About a couple of months ago, an acquaintance of mine killed herself. I didn’t know her well, but we often talked about our similar struggles. We would vent about how our life before kids was easier and how we thrived. We would share stories of battling depression and other forms of mental aggravations. We would share our stories of joy and how we conquer our demons.
But then her demons got her….
Because of social media, I have been seeing conversations with this woman pop up. We are chatty and silly and she seemed so far from darkness. I just don’t know how to handle the fact that a year later, she is gone. Every time I see this, I cry. Not just for her, but because I see myself in her. I’m relatively stable and have a huge support system, but these demons seem so apparent in my isolating life as a stay at home mom. Sitting. Waiting. They came for her and she couldn’t fight them off anymore. What happens when we can’t fight ours?
I used to think suicide was something that you did. We had a family friend that died many years ago from this affliction and I just thought it was selfish of him. “How could he do that to his family,” I would say, before I really knew better. You don’t DO anything. It comes for you, sneaky and slow, always around the corner.
I’m sure this is probably terrifying for my friends and family to read, but it NEEDS to be said. Living in a constant state of healing yourself means damage is always happening to you. I have been struggling with mental health disorders since my first child came into my life. I could have never seen this coming and might have even given my life circumstances a second thought. I wanted to be home with them for years and years, but I can’t survive that so they will have to share me with my own passions and career so that I can thrive again.

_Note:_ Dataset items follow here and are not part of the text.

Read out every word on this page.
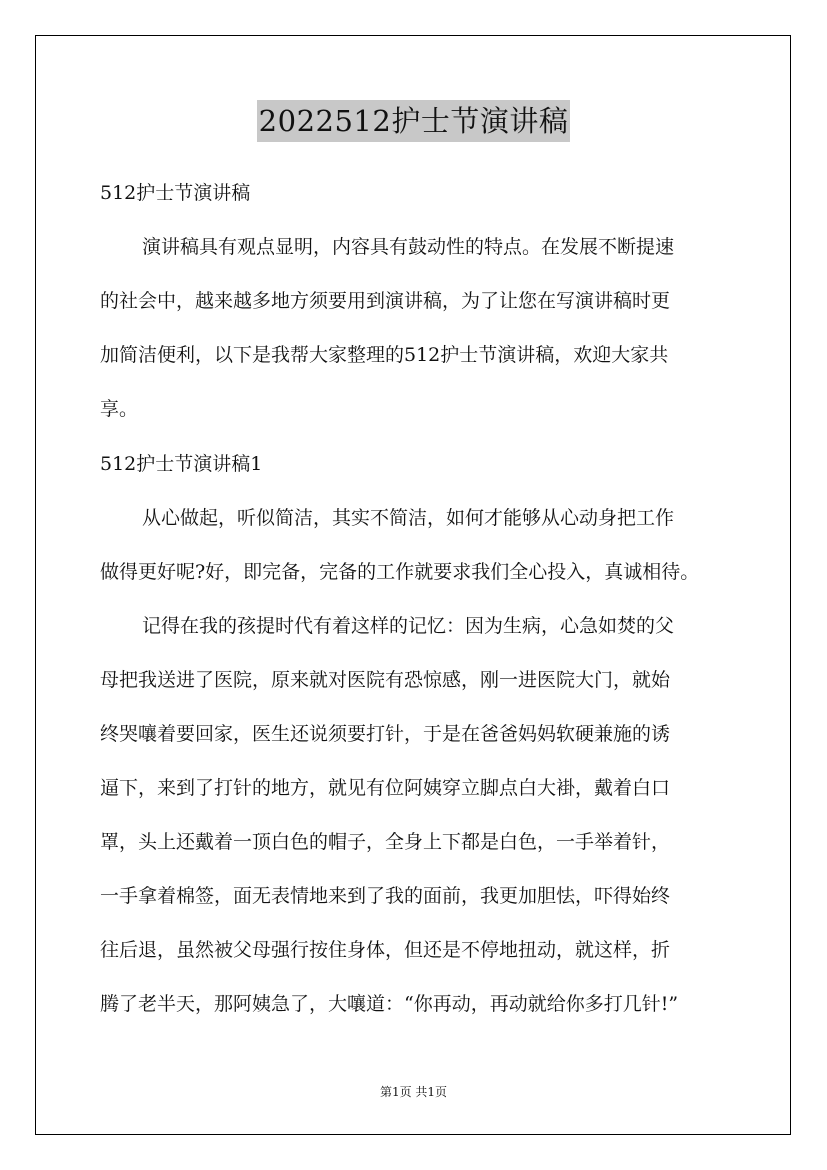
2022512护士节演讲稿
512护士节演讲稿
演讲稿具有观点显明，内容具有鼓动性的特点。在发展不断提速
的社会中，越来越多地方须要用到演讲稿，为了让您在写演讲稿时更
加简洁便利，以下是我帮大家整理的512护士节演讲稿，欢迎大家共
享。
512护士节演讲稿1
从心做起，听似简洁，其实不简洁，如何才能够从心动身把工作
做得更好呢?好，即完备，完备的工作就要求我们全心投入，真诚相待。
记得在我的孩提时代有着这样的记忆：因为生病，心急如焚的父
母把我送进了医院，原来就对医院有恐惊感，刚一进医院大门，就始
终哭嚷着要回家，医生还说须要打针，于是在爸爸妈妈软硬兼施的诱
逼下，来到了打针的地方，就见有位阿姨穿立脚点白大褂，戴着白口
罩，头上还戴着一顶白色的帽子，全身上下都是白色，一手举着针，
一手拿着棉签，面无表情地来到了我的面前，我更加胆怯，吓得始终
往后退，虽然被父母强行按住身体，但还是不停地扭动，就这样，折
腾了老半天，那阿姨急了，大嚷道：“你再动，再动就给你多打几针!”
第1页 共1页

I’m choosing to see this darkness in me as an opportunity to be brave and speak up. I KNOW of many people who have fought these demons and survived, but kept quiet until long after they needed support. “Fake it till you make it” is not a thing. The reality is that you fake it until you have a mental breakdown or major health issue. It’s seen as weak to be in this state and that is so far from the truth. Its strength that faces the demons. It’s so, so hard and I cannot do it without the army of support around me, so they must know what they are battling with me. I’ve faced darkness before and prevailed. I do it now and I’m scared, but know deep in my heart that I, we, can prevail again. I’m not asking people to fix me or cushion my life. I think Glennon, from Momastory (a massive inspiration to me), says it perfectly: “I used to say: I’m broken. Fix me. Then I grew up a little and said : WAIT A MINUTE. I’M NOT BROKEN. And now I’m a real grown up so I say: Of course I’m broken. And I love, love, love myself that way. If you’re comfortable with that – come sit with me and we can laugh and cry and be broken and beautiful together. But don’t try to fix me- I didn’t ask for that. I just asked for some good company in which to be human.”
I just want to be human with everyone.
Hopefully this can be an inspiration and we encourage each other to speak up about our demons. They come in many forms from suicidal thoughts to addiction. We should be able to talk about this without feeling weak and unstable. Being in battle with ourselves is more common than we think. Admitting it makes us human. We HAVE to start talking to one another. Once a story comes out, more will follow and soon perhaps we won’t feel so alone in this epic battle of life.